Once upon a time, I had only one writing goal: to actually finish a novel. To be honest, I wasn't sure I could do it. If you've never written "The End" before, it can feel like a daunting task. And if you've done it once, you might start to doubt that you'll be able to do it again. But you can! Here's how:
1. Give yourself permission to write something terrible. I can guarantee that you won't get it right on the first try. Your first draft might be the worst thing in the world, but you know what? That's what revisions are for. Let yourself write an awful first draft. The next one will be better.
2. Start small. If you don't have an existing writing schedule, declaring that you're going to write four hours a day might be a tad ambitious. Start off with a half hour or with a manageable word count goal, and go up from there.
3. Work toward a goal. Whether they're weekly word counts, daily writing blocks, or final deadlines, set concrete goals and work toward them. Writing contests can be great motivators, as can things like NaNoWriMo.
4. Hold yourself accountable. Make sure there are consequences if you don't reach your goal. If you're not good at cracking your own whip, ask a friend to bully you into staying on task.

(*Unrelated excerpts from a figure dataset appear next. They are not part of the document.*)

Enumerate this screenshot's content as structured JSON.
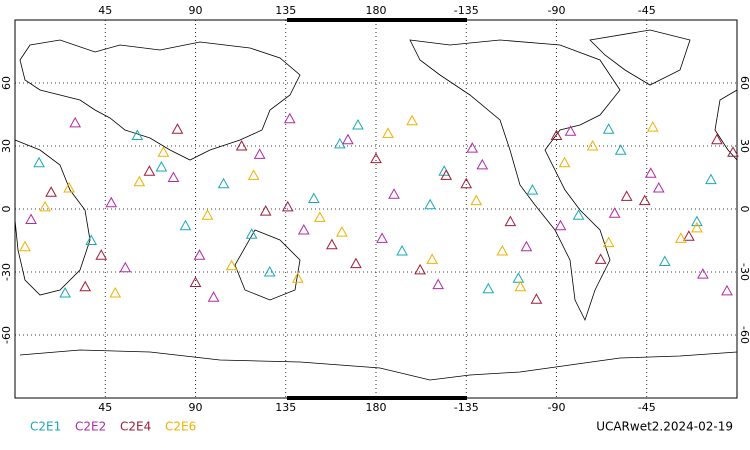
{
  "chart_data": {
    "type": "scatter",
    "footer": "UCARwet2.2024-02-19",
    "xlim": [
      0,
      360
    ],
    "xticks": [
      45,
      90,
      135,
      180,
      {
        "value": 225,
        "label": "-135"
      },
      {
        "value": 270,
        "label": "-90"
      },
      {
        "value": 315,
        "label": "-45"
      }
    ],
    "ylim": [
      -90,
      90
    ],
    "yticks": [
      60,
      30,
      0,
      -30,
      -60
    ],
    "grid": true,
    "series": [
      {
        "name": "C2E1",
        "color": "#1aa8b8",
        "x": [
          12,
          38,
          61,
          85,
          104,
          127,
          149,
          171,
          193,
          214,
          236,
          258,
          281,
          302,
          324,
          347,
          25,
          73,
          118,
          162,
          207,
          251,
          296,
          340
        ],
        "y": [
          22,
          -15,
          35,
          -8,
          12,
          -30,
          5,
          40,
          -20,
          18,
          -38,
          9,
          -3,
          28,
          -25,
          14,
          -40,
          20,
          -12,
          31,
          2,
          -33,
          38,
          -6
        ]
      },
      {
        "name": "C2E2",
        "color": "#b02aa8",
        "x": [
          8,
          30,
          55,
          79,
          99,
          122,
          144,
          166,
          189,
          211,
          233,
          255,
          277,
          299,
          321,
          343,
          48,
          92,
          137,
          183,
          228,
          272,
          317,
          355
        ],
        "y": [
          -5,
          41,
          -28,
          15,
          -42,
          26,
          -10,
          33,
          7,
          -36,
          21,
          -18,
          37,
          -2,
          10,
          -31,
          3,
          -22,
          43,
          -14,
          29,
          -8,
          17,
          -39
        ]
      },
      {
        "name": "C2E4",
        "color": "#a01c38",
        "x": [
          18,
          43,
          67,
          90,
          113,
          136,
          158,
          180,
          202,
          225,
          247,
          270,
          292,
          314,
          336,
          358,
          35,
          81,
          125,
          170,
          215,
          260,
          305,
          350
        ],
        "y": [
          8,
          -22,
          18,
          -35,
          30,
          1,
          -17,
          24,
          -29,
          12,
          -6,
          35,
          -24,
          4,
          -13,
          27,
          -37,
          38,
          -1,
          -26,
          16,
          -43,
          6,
          33
        ]
      },
      {
        "name": "C2E6",
        "color": "#f0b000",
        "x": [
          5,
          27,
          50,
          74,
          96,
          119,
          141,
          163,
          186,
          208,
          230,
          252,
          274,
          296,
          318,
          340,
          62,
          108,
          152,
          198,
          243,
          288,
          332,
          15
        ],
        "y": [
          -18,
          10,
          -40,
          27,
          -3,
          16,
          -33,
          -11,
          36,
          -24,
          4,
          -37,
          22,
          -16,
          39,
          -9,
          13,
          -27,
          -4,
          42,
          -20,
          30,
          -14,
          1
        ]
      }
    ]
  }
}
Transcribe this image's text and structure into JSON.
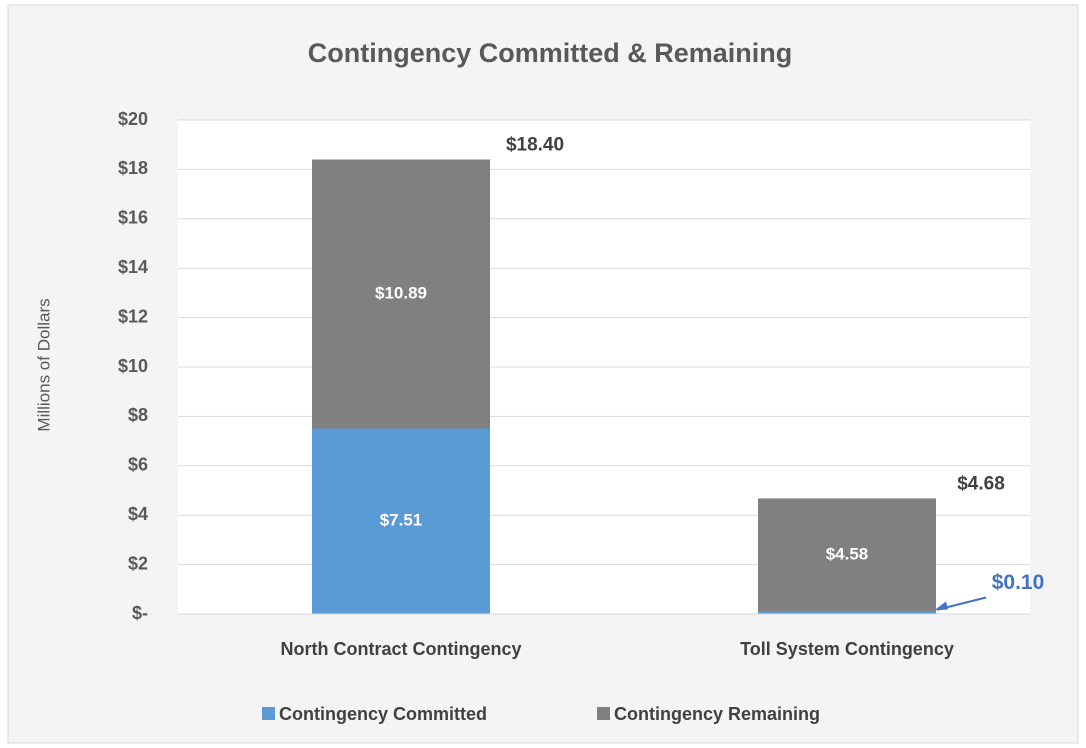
{
  "chart_data": {
    "type": "stacked_bar",
    "title": "Contingency Committed & Remaining",
    "y_label": "Millions of Dollars",
    "categories": [
      "North Contract Contingency",
      "Toll System Contingency"
    ],
    "series": [
      {
        "name": "Contingency Committed",
        "color": "#5b9bd5",
        "values": [
          7.51,
          0.1
        ],
        "value_labels": [
          "$7.51",
          "$0.10"
        ]
      },
      {
        "name": "Contingency Remaining",
        "color": "#808080",
        "values": [
          10.89,
          4.58
        ],
        "value_labels": [
          "$10.89",
          "$4.58"
        ]
      }
    ],
    "totals": [
      18.4,
      4.68
    ],
    "total_labels": [
      "$18.40",
      "$4.68"
    ],
    "ylim": [
      0,
      20
    ],
    "yticks": [
      {
        "value": 0,
        "label": "$-"
      },
      {
        "value": 2,
        "label": "$2"
      },
      {
        "value": 4,
        "label": "$4"
      },
      {
        "value": 6,
        "label": "$6"
      },
      {
        "value": 8,
        "label": "$8"
      },
      {
        "value": 10,
        "label": "$10"
      },
      {
        "value": 12,
        "label": "$12"
      },
      {
        "value": 14,
        "label": "$14"
      },
      {
        "value": 16,
        "label": "$16"
      },
      {
        "value": 18,
        "label": "$18"
      },
      {
        "value": 20,
        "label": "$20"
      }
    ],
    "grid": true,
    "legend": "bottom"
  }
}
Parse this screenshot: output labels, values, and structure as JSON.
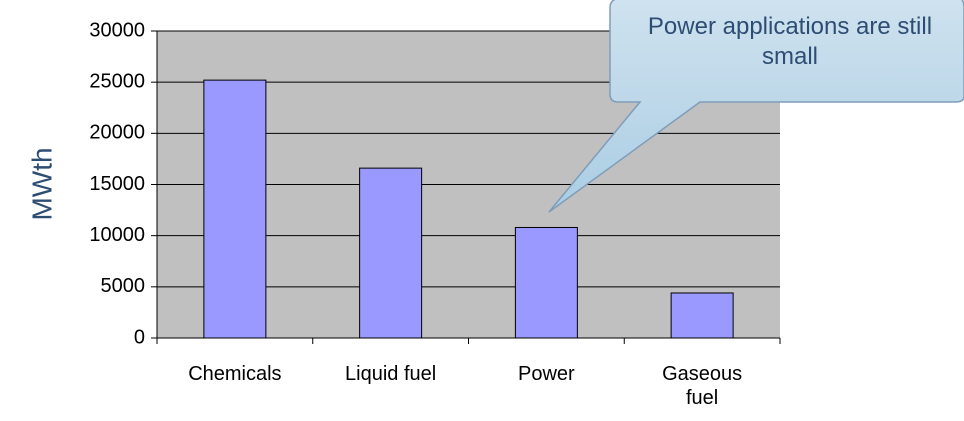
{
  "chart_data": {
    "type": "bar",
    "categories": [
      "Chemicals",
      "Liquid fuel",
      "Power",
      "Gaseous fuel"
    ],
    "values": [
      25200,
      16600,
      10800,
      4400
    ],
    "color": "#9999ff",
    "ylabel": "MWth",
    "ylim": [
      0,
      30000
    ],
    "yticks": [
      0,
      5000,
      10000,
      15000,
      20000,
      25000,
      30000
    ],
    "grid": true,
    "annotation": "Power applications are still small"
  }
}
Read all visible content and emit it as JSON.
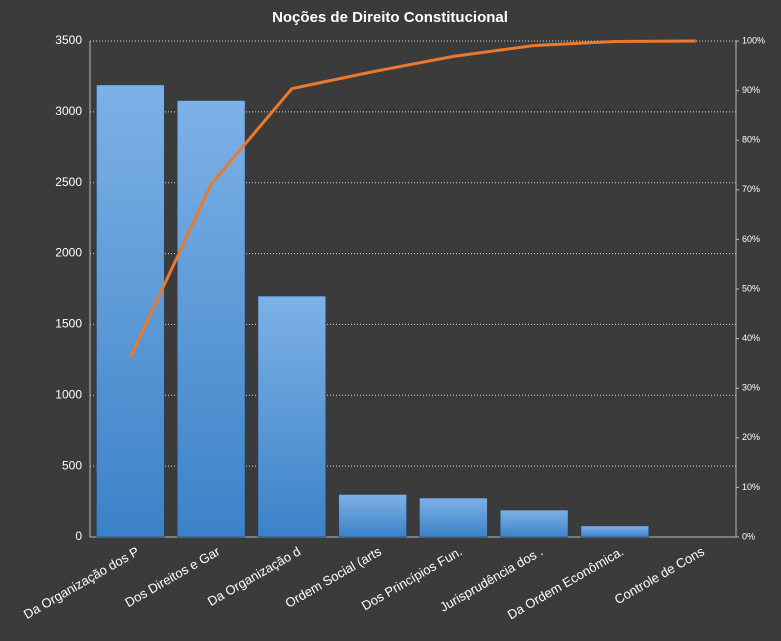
{
  "chart_data": {
    "type": "pareto",
    "title": "Noções de Direito  Constitucional",
    "categories": [
      "Da Organização dos P",
      "Dos Direitos e Gar",
      "Da Organização d",
      "Ordem Social (arts",
      "Dos Princípios Fun.",
      "Jurisprudência dos .",
      "Da Ordem Econômica.",
      "Controle de Cons"
    ],
    "series": [
      {
        "type": "bar",
        "color": "#4a8fd6",
        "values": [
          3190,
          3080,
          1700,
          300,
          275,
          190,
          78,
          0
        ]
      },
      {
        "type": "line",
        "color": "#e87a2e",
        "axis": "y2",
        "values": [
          36.2,
          71.1,
          90.4,
          93.8,
          96.9,
          99.1,
          99.9,
          100
        ]
      }
    ],
    "ylim": [
      0,
      3500
    ],
    "yticks": [
      0,
      500,
      1000,
      1500,
      2000,
      2500,
      3000,
      3500
    ],
    "y2lim": [
      0,
      100
    ],
    "y2ticks": [
      {
        "value": 0,
        "label": "0%"
      },
      {
        "value": 10,
        "label": "10%"
      },
      {
        "value": 20,
        "label": "20%"
      },
      {
        "value": 30,
        "label": "30%"
      },
      {
        "value": 40,
        "label": "40%"
      },
      {
        "value": 50,
        "label": "50%"
      },
      {
        "value": 60,
        "label": "60%"
      },
      {
        "value": 70,
        "label": "70%"
      },
      {
        "value": 80,
        "label": "80%"
      },
      {
        "value": 90,
        "label": "90%"
      },
      {
        "value": 100,
        "label": "100%"
      }
    ],
    "grid": true
  }
}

Or better yet, ask an enemy, someone who would like nothing better than to see you fail. How's that for motivation?
5. Celebrate small victories. Instead of getting frustrated at how much you still have to do, acknowledge what you have done (wrote that difficult chapter, reached your weekly word count) and let that feeling of accomplishment motivate you to keep going.
6. Don't beat yourself up. Even if you don't reach your goal, keep going forward! You might fall behind on your writing schedule, but don't get discouraged. You'll have setbacks. Just keep pushing on.
7. Don't get distracted by shiny new ideas. The brand new idea you came up with might seem more appealing than your current project, but if you've never finished a novel before then you need to stick with the one you're working on. Because if you finish one, you'll finish another.
8. Let the story carry you forward. If you're an outliner, figure out what happens later in the story to keep you on track. If you're a pantser, think of an image or feeling that you want to leave readers with and write toward it. And remember to hold on to whatever you love about the story, especially when you hit a rough patch.
9. Be patient. It's tempting to get impatient and want that book to be to done already! But some projects take longer than others. And trust me, publishing is the slowest business on earth, so you might as well start exercising that patience now.
Bottom line is, no one can write the book for you. It won't be easy and, let's be honest, that book may never get published. But if you're serious about writing, do whatever it takes to finish that novel. Because there is nothing quite like writing "The End."